– А что произойдет, когда он переберется на другой берег? Что вы будете делать тогда? Усядетесь на своем берегу и скажете: дело в шляпе?
С угрюмым терпением французские офицеры прислушивались к наглому голосу Гренджера. В наши дни от солдата требуется даже смирение.
– Может, ваши самолеты будут им сбрасывать новогодние открытки?
Капитан перевел добросовестно, вплоть до слов "новогодние открытки". Полковник подарил нас ледяной улыбкой.
– Отнюдь не новогодние открытки, – сказал он.
Мне кажется, Гренджера особенно бесила красота полковника. Он не был – по крайней мере в представлении Гренджера – настоящим мужчиной. Гренджер изрек:
– Ничего другого вы и не сбрасываете.
И вдруг полковник свободно заговорил по-английски: он отлично знал язык.
– Если бы мы получили снаряжение, обещанное американцами, – сказал он,
– у нас было бы что сбрасывать.
Несмотря на свои утонченные манеры, полковник, право же, был простодушным человеком. Он верил, что газетчику честь его страны дороже, чем сенсация. Гренджер спросил в упор (он был человек дельный, и факты отлично укладывались у него в голове):
– Вы хотите сказать, что снаряжение, обещанное к началу сентября, до сих пор не получено?
– Да.
Наконец-то Гренджер получил свою сенсацию; он начал строчить.
– Простите, – сказал полковник, – это не для печати, а для ориентации.
– Но позвольте, – запротестовал Гренджер, – это же сенсация. Тут мы сможем вам помочь.
– Нет, предоставьте это дипломатам.
– А разве мы чем-нибудь можем повредить?
Французские корреспонденты растерялись: они почти не понимали по-английски. Полковник нарушил правила игры. Среди них поднялся ропот.
– Тут я не судья, – сказал полковник. – А вдруг американские газеты напишут: "Ох уж эти французы, вечно жалуются, вечно клянчат". А коммунисты в Париже будут нас обвинять: "Видите, французы проливают кровь за Америку, а Америке жаль для них даже подержанного вертолета". Ничего хорошего из этого не выйдет. В конце концов мы так и останемся без вертолетов, а противник так и останется на своем месте, в пятидесяти километрах от Ханоя.

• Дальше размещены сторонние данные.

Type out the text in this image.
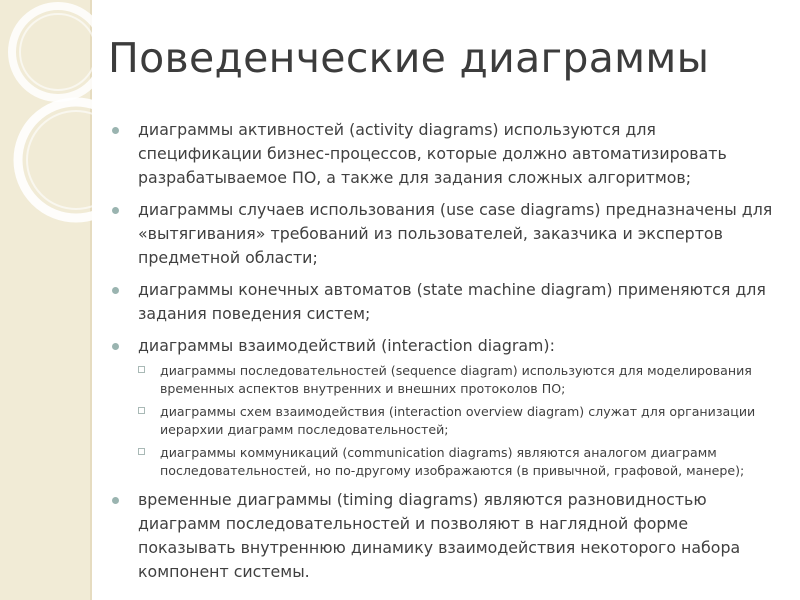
Поведенческие диаграммы
диаграммы активностей (activity diagrams) используются для спецификации бизнес-процессов, которые должно автоматизировать разрабатываемое ПО, а также для задания сложных алгоритмов;
диаграммы случаев использования (use case diagrams) предназначены для «вытягивания» требований из пользователей, заказчика и экспертов предметной области;
диаграммы конечных автоматов (state machine diagram) применяются для задания поведения систем;
диаграммы взаимодействий (interaction diagram):
диаграммы последовательностей (sequence diagram) используются для моделирования временных аспектов внутренних и внешних протоколов ПО;
диаграммы схем взаимодействия (interaction overview diagram) служат для организации иерархии диаграмм последовательностей;
диаграммы коммуникаций (communication diagrams) являются аналогом диаграмм последовательностей, но по-другому изображаются (в привычной, графовой, манере);
временные диаграммы (timing diagrams) являются разновидностью диаграмм последовательностей и позволяют в наглядной форме показывать внутреннюю динамику взаимодействия некоторого набора компонент системы.
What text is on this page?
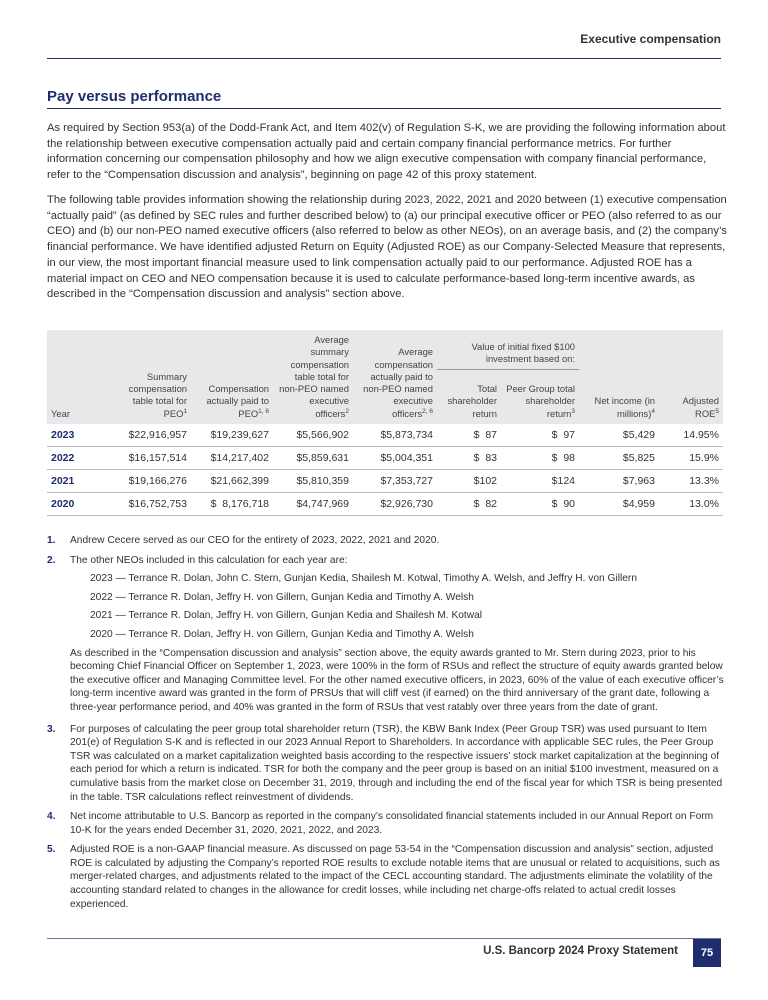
Executive compensation
Pay versus performance

As required by Section 953(a) of the Dodd-Frank Act, and Item 402(v) of Regulation S-K, we are providing the following information about the relationship between executive compensation actually paid and certain company financial performance metrics. For further information concerning our compensation philosophy and how we align executive compensation with company financial performance, refer to the “Compensation discussion and analysis”, beginning on page 42 of this proxy statement.

The following table provides information showing the relationship during 2023, 2022, 2021 and 2020 between (1) executive compensation “actually paid” (as defined by SEC rules and further described below) to (a) our principal executive officer or PEO (also referred to as our CEO) and (b) our non-PEO named executive officers (also referred to below as other NEOs), on an average basis, and (2) the company’s financial performance. We have identified adjusted Return on Equity (Adjusted ROE) as our Company-Selected Measure that represents, in our view, the most important financial measure used to link compensation actually paid to our performance. Adjusted ROE has a material impact on CEO and NEO compensation because it is used to calculate performance-based long-term incentive awards, as described in the “Compensation discussion and analysis” section above.

Year	Summary compensation table total for PEO$^1$	Compensation actually paid to PEO$^{1, 6}$	Average summary compensation table total for non-PEO named executive officers$^2$	Average compensation actually paid to non-PEO named executive officers$^{2, 6}$	Value of initial fixed $100 investment based on:		Net income (in millions)$^4$	Adjusted ROE$^5$
					Total shareholder return	Peer Group total shareholder return$^3$
2023	$22,916,957	$19,239,627	$5,566,902	$5,873,734	$  87	$  97	$5,429	14.95%
2022	$16,157,514	$14,217,402	$5,859,631	$5,004,351	$  83	$  98	$5,825	15.9%
2021	$19,166,276	$21,662,399	$5,810,359	$7,353,727	$102	$124	$7,963	13.3%
2020	$16,752,753	$  8,176,718	$4,747,969	$2,926,730	$  82	$  90	$4,959	13.0%
1. Andrew Cecere served as our CEO for the entirety of 2023, 2022, 2021 and 2020.
2. The other NEOs included in this calculation for each year are:
2023 — Terrance R. Dolan, John C. Stern, Gunjan Kedia, Shailesh M. Kotwal, Timothy A. Welsh, and Jeffry H. von Gillern
2022 — Terrance R. Dolan, Jeffry H. von Gillern, Gunjan Kedia and Timothy A. Welsh
2021 — Terrance R. Dolan, Jeffry H. von Gillern, Gunjan Kedia and Shailesh M. Kotwal
2020 — Terrance R. Dolan, Jeffry H. von Gillern, Gunjan Kedia and Timothy A. Welsh
As described in the “Compensation discussion and analysis” section above, the equity awards granted to Mr. Stern during 2023, prior to his becoming Chief Financial Officer on September 1, 2023, were 100% in the form of RSUs and reflect the structure of equity awards granted below the executive officer and Managing Committee level. For the other named executive officers, in 2023, 60% of the value of each executive officer’s long-term incentive award was granted in the form of PRSUs that will cliff vest (if earned) on the third anniversary of the grant date, following a three-year performance period, and 40% was granted in the form of RSUs that vest ratably over three years from the date of grant.
3. For purposes of calculating the peer group total shareholder return (TSR), the KBW Bank Index (Peer Group TSR) was used pursuant to Item 201(e) of Regulation S-K and is reflected in our 2023 Annual Report to Shareholders. In accordance with applicable SEC rules, the Peer Group TSR was calculated on a market capitalization weighted basis according to the respective issuers’ stock market capitalization at the beginning of each period for which a return is indicated. TSR for both the company and the peer group is based on an initial $100 investment, measured on a cumulative basis from the market close on December 31, 2019, through and including the end of the fiscal year for which TSR is being presented in the table. TSR calculations reflect reinvestment of dividends.
4. Net income attributable to U.S. Bancorp as reported in the company’s consolidated financial statements included in our Annual Report on Form 10-K for the years ended December 31, 2020, 2021, 2022, and 2023.
5. Adjusted ROE is a non-GAAP financial measure. As discussed on page 53-54 in the “Compensation discussion and analysis” section, adjusted ROE is calculated by adjusting the Company’s reported ROE results to exclude notable items that are unusual or related to acquisitions, such as merger-related charges, and adjustments related to the impact of the CECL accounting standard. The adjustments eliminate the volatility of the accounting standard related to changes in the allowance for credit losses, while including net charge-offs related to actual credit losses experienced.
U.S. Bancorp 2024 Proxy Statement	75
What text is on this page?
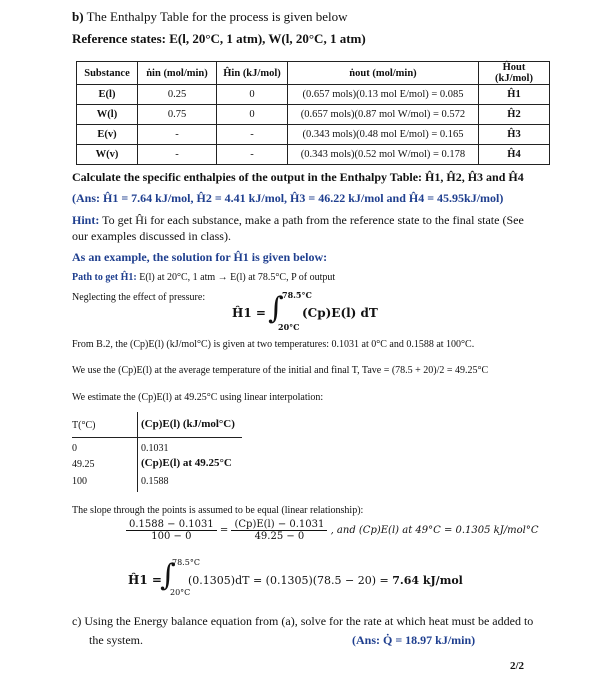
b) The Enthalpy Table for the process is given below
Reference states: E(l, 20°C, 1 atm), W(l, 20°C, 1 atm)
Substance	ṅin (mol/min)	Ĥin (kJ/mol)	ṅout (mol/min)	Ĥout (kJ/mol)
E(l)	0.25	0	(0.657 mols)(0.13 mol E/mol) = 0.085	Ĥ1
W(l)	0.75	0	(0.657 mols)(0.87 mol W/mol) = 0.572	Ĥ2
E(v)	-	-	(0.343 mols)(0.48 mol E/mol) = 0.165	Ĥ3
W(v)	-	-	(0.343 mols)(0.52 mol W/mol) = 0.178	Ĥ4
Calculate the specific enthalpies of the output in the Enthalpy Table: Ĥ1, Ĥ2, Ĥ3 and Ĥ4
(Ans: Ĥ1 = 7.64 kJ/mol, Ĥ2 = 4.41 kJ/mol, Ĥ3 = 46.22 kJ/mol and Ĥ4 = 45.95kJ/mol)
Hint: To get Ĥi for each substance, make a path from the reference state to the final state (See
our examples discussed in class).
As an example, the solution for Ĥ1 is given below:
Path to get Ĥ1: E(l) at 20°C, 1 atm → E(l) at 78.5°C, P of output
Neglecting the effect of pressure:
Ĥ1 = ∫
78.5°C
20°C
(Cp)E(l) dT
From B.2, the (Cp)E(l) (kJ/mol°C) is given at two temperatures: 0.1031 at 0°C and 0.1588 at 100°C.
We use the (Cp)E(l) at the average temperature of the initial and final T, Tave = (78.5 + 20)/2 = 49.25°C
We estimate the (Cp)E(l) at 49.25°C using linear interpolation:
T(°C)	(Cp)E(l) (kJ/mol°C)
0	0.1031
49.25	(Cp)E(l) at 49.25°C
100	0.1588
The slope through the points is assumed to be equal (linear relationship):
$\frac{0.1588 - 0.1031}{100 - 0} = \frac{(Cp)E(l) - 0.1031}{49.25 - 0}$ , and (Cp)E(l) at 49°C = 0.1305 kJ/mol°C
Ĥ1 =
∫
78.5°C
20°C
(0.1305)dT = (0.1305)(78.5 − 20) = 7.64 kJ/mol
c) Using the Energy balance equation from (a), solve for the rate at which heat must be added to
the system.	(Ans: Q̇ = 18.97 kJ/min)
2/2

– Я по крайней мере могу сообщить, что вам позарез нужны вертолеты?
– Вы можете сообщить, – сказал полковник, – что шесть месяцев назад у нас было три вертолета, а сейчас у нас один. Один, – повторил он с оттенком горестного недоумения. – Можете сообщить: если кого-нибудь ранят в бою, пусть даже легко, раненый знает, что он человек конченый. Двенадцать часов, а то и целые сутки на носилках до госпиталя, плохие дороги, авария, возможно, засада – вот вам и гангрена. Лучше уж, чтобы тебя убило сразу.
Французские корреспонденты подались вперед, стараясь хоть что-нибудь понять.
– Так и напишите, – сказал полковник; от того, что он был красив, его злость была еще заметнее. – Interpretez! – приказал он и вышел из комнаты, дав капитану непривычное задание: переводить с английского на французский.
– Ну и задал же я ему жару, – сказал с удовлетворением Гренджер и отправился в бар сочинять телеграмму.
Свою телеграмму я писал недолго: мне нечего было сообщить о Фат-Дьеме такого, что пропустил бы цензор. Если бы корреспонденция того стоила, я мог бы слетать в Гонконг и отослать ее оттуда, но была ли на свете такая сенсация, из-за которой стоило рисковать, чтобы тебя отсюда выслали? Сомневаюсь. Высылка означала конец жизни: она означала победу Пайла; и вот, когда я вернулся в гостиницу, его победа, мой конец подстерегали меня в почтовом ящике. Это была телеграмма: меня поздравляли с повышением по службе. Данте не смог выдумать подобной пытки для осужденных любовников. Паоло никогда не повышали в ранге, переводя из ада в чистилище.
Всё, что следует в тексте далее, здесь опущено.